Eric Clarke clearly recalls the two teenaged girls he and his fellow runner drove to a Hedley concert after-party in the bush behind the Comfort Inn in Kirkland Lake.
It was eight years ago, but the man remembered the fans after reading about a woman who alleged that lead singer Jacob Hoggard had raped her in his hotel room after she met him at the all-night party that followed his concert at the local hockey arena on June 24, 2016.
“Oh,” Clarke recalled thinking to himself after reading a media account of her allegations, “those are the girls who were in the van with us.”
They were in the white 15-passenger van that the Kirkland Lake festival committee had acquired to ferry the band. His friend “Bear Cat” was their driver, Clarke said, and was taking him and the two girls — who he believed were cousins — from the arena to the party.
He doesn’t know why they were in the van with them — he said it was unusual — but he did remember what he said to them.
“I may have been a little bit rude,” Clarke testified, “and I said, ‘Which one of you is going to f— Jacob tonight?’”
And their reaction? “I think at the time they may have just laughed it off.”
Clarke was called as a defence witness, and the insinuation seemed to be clear: that the complainant was a groupie who hoped to have sex with the former singer.
But when shown a selfie the accuser took that night with Hoggard at the bonfire, Clarke couldn’t identify her as one of the teens in the van with him. “I don’t remember,” he told defence lawyer Megan Savard.
Recommended video
And under cross-examination by Crown Peter Keen, Clarke said Hoggard and about 25 to 30 people were already at the party when they arrrived — many of them teenaged girls — and he didn’t know how the others had got there.
The complainant has told the jury she attended the concert with her cousin but went alone to the bonfire in a minivan with Hoggard and several other girls, some as young as 12.

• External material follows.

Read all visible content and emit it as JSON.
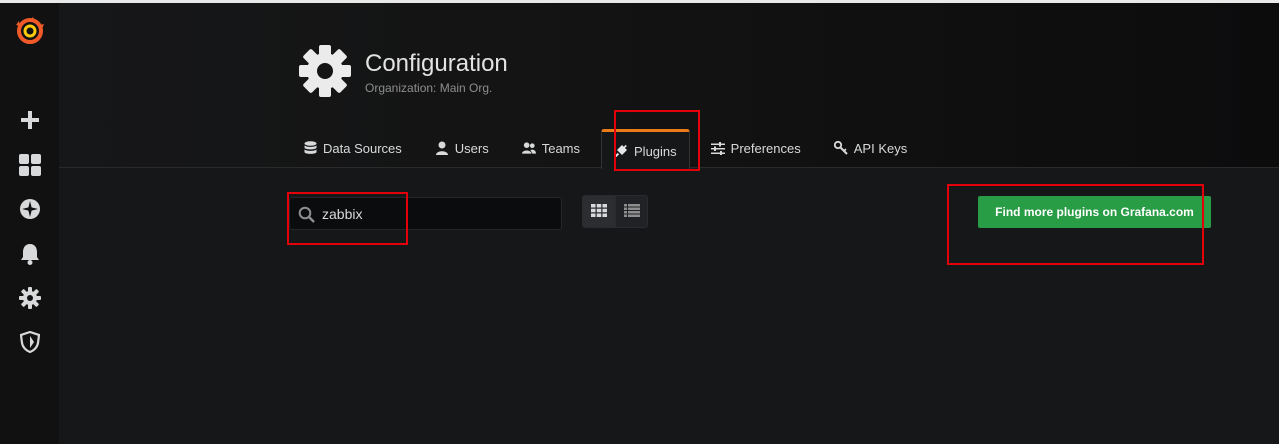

Clarke was the last defence witness at the trial where Hedley, 40, has pleaded not guilty to sexual assault and testified in his own defence.
According to the complainant, after the party broke up near dawn and she was trying to arrange a ride home, Hoggard invited her back to his room to listen to music and have a “casual conversation.” Instead, she alleged he raped her vaginally after unsuccessfully trying to rape her anally.
She told the jury that during the assault, he degraded her, urinated on her against her will, slapped her and choked her to the point of almost losing consciousness.
Hoggard denied it all. Now a married carpenter with a young son in Burnaby, he insisted it was a romantic, consensual one-night stand.
Under cross-examination by Crown attorney Peter Keen earlier Wednesday, Hoggard admitted to lapses in his memory of the encounter, but was largely steadfast in his description of their interaction, including mutual oral sex in the hotel bathroom that ended with the woman agreeing to urinate on his face.
Keen said the positioning described by Hoggard didn’t make sense in such a small bathtub: “It would be very difficult to do.”
Hoggard disagreed. And he also wouldn’t agree that many would find that urinating on someone was “disgusting” as the complainant had testified. “It depends on the person,” he shrugged.
Keen then tried to suggest that this part of his story was “much more in keeping with a coercive encounter.”
Hoggard’s lawyer quickly objected to what she called an “offensive” line of questioning. “To suggest that certain types of sexual acts are inherently less consensual, I think is highly problematic,” Savard said.
And shortly after that, the prosecutor’s cross-examination sputtered to an end.
Closing arguments are scheduled for Thursday, with final instructions from the judge expected Friday.